Days come and sigh and disappear

From Caesar's Vast Ghost by Lawrence Durrell.  One of his more bleak poems, though the bleakness is understandable in the context.  Durrell's marriages were fragile, plagued by divorce and death.  He married first Nancy Myers in 1935.  They separated in 1942 and divorced in 1947.  He lived with Eve Cohen from 1942 till 1947, when they married.  This marriage also ended in divorce some time after their separation in 1955.

Durrell married a third time in 1961, to Claude-Marie Vincendon, whom he met on Cyprus. She was a Jewish woman born in Alexandria.  Tragically, Claude-Marie died of cancer only a few years, in 1967, after their marriage. Durrell married for the fourth and last time in 1973, to Ghislaine de Boysson, a French woman.

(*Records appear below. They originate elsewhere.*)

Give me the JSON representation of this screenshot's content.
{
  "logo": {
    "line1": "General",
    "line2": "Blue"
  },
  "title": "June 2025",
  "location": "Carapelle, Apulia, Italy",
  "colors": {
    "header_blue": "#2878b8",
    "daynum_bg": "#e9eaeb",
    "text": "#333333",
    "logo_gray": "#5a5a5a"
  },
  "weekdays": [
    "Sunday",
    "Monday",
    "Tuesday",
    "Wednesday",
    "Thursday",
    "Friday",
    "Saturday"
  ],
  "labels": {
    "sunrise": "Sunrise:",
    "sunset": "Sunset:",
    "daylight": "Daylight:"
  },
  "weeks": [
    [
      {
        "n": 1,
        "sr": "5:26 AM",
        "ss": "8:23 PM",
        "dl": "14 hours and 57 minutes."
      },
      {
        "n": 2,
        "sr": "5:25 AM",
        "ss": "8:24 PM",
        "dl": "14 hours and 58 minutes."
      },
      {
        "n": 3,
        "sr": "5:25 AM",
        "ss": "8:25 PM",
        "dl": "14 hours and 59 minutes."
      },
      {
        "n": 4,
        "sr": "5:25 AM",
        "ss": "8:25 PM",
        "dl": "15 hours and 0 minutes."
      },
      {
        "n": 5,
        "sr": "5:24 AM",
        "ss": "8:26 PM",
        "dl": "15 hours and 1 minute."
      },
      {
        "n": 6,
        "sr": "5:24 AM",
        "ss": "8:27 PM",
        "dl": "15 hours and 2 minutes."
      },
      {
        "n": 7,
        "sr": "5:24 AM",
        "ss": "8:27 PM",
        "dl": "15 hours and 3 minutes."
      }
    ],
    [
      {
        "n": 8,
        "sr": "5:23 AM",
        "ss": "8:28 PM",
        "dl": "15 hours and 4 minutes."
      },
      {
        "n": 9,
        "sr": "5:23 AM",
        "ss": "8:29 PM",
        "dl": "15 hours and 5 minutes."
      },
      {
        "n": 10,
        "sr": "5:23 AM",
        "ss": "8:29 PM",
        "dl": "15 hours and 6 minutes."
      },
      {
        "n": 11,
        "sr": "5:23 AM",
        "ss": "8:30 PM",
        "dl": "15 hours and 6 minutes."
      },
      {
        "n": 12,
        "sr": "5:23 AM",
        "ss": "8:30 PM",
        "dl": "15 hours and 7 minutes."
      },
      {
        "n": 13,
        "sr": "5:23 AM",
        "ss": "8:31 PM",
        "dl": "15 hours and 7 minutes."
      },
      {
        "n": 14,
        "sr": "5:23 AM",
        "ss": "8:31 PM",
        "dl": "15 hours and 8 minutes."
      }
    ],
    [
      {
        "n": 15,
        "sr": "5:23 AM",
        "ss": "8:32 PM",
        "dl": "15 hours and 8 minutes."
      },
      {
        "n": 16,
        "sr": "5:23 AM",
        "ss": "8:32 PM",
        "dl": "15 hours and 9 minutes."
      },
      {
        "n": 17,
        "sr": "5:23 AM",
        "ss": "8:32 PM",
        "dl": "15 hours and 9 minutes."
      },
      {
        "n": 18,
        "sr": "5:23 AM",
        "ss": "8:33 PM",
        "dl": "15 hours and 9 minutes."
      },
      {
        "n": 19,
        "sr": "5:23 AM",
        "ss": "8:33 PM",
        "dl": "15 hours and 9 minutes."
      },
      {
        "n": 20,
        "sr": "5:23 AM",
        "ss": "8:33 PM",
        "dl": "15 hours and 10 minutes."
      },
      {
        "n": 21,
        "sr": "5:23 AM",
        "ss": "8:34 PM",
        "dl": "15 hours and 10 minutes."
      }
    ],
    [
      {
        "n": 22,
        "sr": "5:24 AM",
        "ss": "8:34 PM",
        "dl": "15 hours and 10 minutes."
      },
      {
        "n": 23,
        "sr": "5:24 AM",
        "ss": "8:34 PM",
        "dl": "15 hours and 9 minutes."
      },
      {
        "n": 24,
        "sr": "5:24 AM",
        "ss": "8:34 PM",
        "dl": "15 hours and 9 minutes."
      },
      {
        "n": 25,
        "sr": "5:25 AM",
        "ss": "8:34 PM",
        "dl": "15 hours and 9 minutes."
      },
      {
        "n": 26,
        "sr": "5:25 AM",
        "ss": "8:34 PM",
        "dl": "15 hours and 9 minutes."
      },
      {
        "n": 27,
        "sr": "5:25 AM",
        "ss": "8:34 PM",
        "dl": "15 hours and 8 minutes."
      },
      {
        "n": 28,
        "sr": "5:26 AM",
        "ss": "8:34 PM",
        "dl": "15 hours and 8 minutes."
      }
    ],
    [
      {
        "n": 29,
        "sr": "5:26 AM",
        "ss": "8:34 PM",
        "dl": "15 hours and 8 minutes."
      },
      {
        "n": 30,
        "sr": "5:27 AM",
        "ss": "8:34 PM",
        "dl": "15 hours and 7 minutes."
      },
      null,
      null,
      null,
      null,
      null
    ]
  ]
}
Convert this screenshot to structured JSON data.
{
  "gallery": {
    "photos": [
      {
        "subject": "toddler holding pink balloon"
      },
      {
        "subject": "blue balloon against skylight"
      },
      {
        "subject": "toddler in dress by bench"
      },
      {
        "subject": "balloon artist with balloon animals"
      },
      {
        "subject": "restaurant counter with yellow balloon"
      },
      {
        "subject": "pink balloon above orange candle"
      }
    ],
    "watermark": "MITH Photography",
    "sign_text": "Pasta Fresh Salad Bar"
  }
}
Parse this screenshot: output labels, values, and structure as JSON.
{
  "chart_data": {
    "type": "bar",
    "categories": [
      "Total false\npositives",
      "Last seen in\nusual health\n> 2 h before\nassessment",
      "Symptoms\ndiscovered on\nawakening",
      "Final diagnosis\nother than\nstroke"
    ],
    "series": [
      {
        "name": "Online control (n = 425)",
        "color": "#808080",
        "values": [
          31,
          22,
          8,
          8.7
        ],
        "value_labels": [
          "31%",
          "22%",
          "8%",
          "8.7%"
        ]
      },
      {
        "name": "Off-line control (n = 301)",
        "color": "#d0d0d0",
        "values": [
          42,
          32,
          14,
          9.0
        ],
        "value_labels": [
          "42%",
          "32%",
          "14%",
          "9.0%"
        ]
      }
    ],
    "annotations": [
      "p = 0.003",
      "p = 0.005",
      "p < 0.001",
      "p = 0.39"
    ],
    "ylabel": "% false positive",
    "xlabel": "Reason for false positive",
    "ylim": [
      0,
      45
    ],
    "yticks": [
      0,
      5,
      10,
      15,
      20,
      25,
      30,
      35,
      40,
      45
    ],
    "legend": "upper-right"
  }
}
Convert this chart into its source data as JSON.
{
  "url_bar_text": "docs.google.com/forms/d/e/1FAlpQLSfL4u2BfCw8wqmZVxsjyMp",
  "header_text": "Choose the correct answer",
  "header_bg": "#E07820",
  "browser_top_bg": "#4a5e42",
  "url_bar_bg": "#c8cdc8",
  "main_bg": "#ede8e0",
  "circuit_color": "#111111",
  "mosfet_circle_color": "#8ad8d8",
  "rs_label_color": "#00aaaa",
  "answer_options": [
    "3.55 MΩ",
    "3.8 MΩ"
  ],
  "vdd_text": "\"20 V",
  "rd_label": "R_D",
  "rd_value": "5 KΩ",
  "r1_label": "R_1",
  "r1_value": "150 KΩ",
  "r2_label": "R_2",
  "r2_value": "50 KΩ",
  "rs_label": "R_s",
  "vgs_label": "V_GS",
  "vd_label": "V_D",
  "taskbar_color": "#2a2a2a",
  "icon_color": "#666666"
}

They divorced in 1979.

Route Saussaine 15 was written by Durrell soon after Claude-Marie Vincendon's passing.  It is one of the most explicit and passionate declarations of despair I have seen.

Despite the sentiment, Durrell continued to live in the Sommières home until his own death there on 7 November 1990.


Route Saussine 15
by Lawrence Durrell

Only of late have I come to see this house
As something poisoned when I paid for it;
Its beauty was specious and it hid pure grief.
Your absence, dearest, brings it no relief.
We have all died here; one by spurious one
Of indistinct diseases, lack of sun, or fun,
Or just our turn came up, now mine; so be it, none
Decline into oblivion without a guide,
The last of maladies, death, love can provide
The abandoned garden, dried up fountain oozes,
A stagnant fountain full of tiny frogs
Like miniature Muses; say to yourself
No hope of change with death so near.
Days come and sigh and disappear.
Despair camps everywhere and my old blind dog
Though lacking a prostate pisses everywhere.